Está prestes a terminar o prazo de dez dias que os bancos têm para apurar o valor resultante da soma do indexante com o "spread". E, caso este valor seja negativo, o Banco de Portugal diz que devem "adoptar as diligências necessárias para assegurar a dedução desse valor ao capital em dívida na prestação vincenda subsequente ou, se for essa a sua opção, para que seja constituído um crédito a favor do cliente".
De momento, a opção da maioria das instituições financeiras recai na dedução dos valores negativos ao capital em dívida a cada prestação que for vencendo, segundo avança o Jornal de Negócios, com base numa ronda realizada pela banca nacional.
"Vamos amortizar mês a mês", adiantou fonte oficial do BCP ao diário, sem esclarecer o que motivou esta escolha.
"O BPI optou pelo desconto na prestação futura, ou seja, vai refletir a Euribor negativa no capital do cliente", declarou também ao Negócios, fonte oficial do banco liderado por Pablo Forero, que também não justificou esta decisão.
"No Bankinter tomámos a decisão de utilizar o montante de juros negativos na amortização do capital em dívida, o que se reflecte logo no valor da prestação seguinte", frisou fonte do banco, citada pelo jornal, salientando que o processo será implementado "dentro do prazo definido pela nova lei".

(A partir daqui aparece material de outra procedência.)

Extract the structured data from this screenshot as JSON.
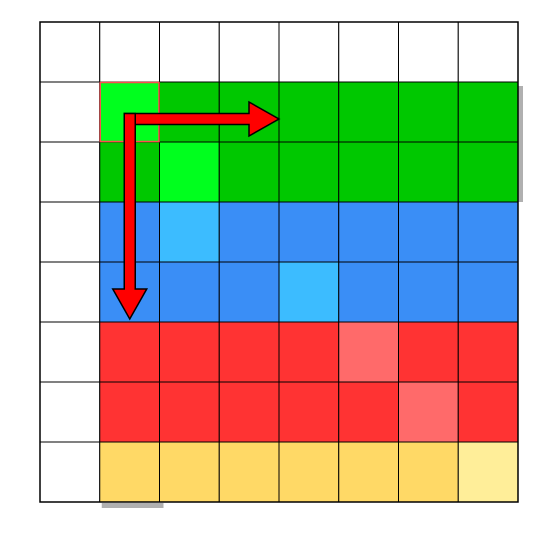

Pelo contrário, "o Crédito Agrícola optou pela constituição de bolsa de juros", revelou fonte oficial ao Negócios.
Já a CGD adiantou que "oportunamente, e no estrito cumprimento do decreto, informaremos os clientes sobre o processo".
Também o Montepio referiu que "está ainda a analisar o tema e irá cumprir a nova legislação. Em breve tomará uma decisão e dará notícias".
O económico diz que o Santander Totta, Novo Banco e EuroBic também foram contactados, mas apesar da insistência, não responderam às questões colocadas sobre a forma como vão aplicar a lei.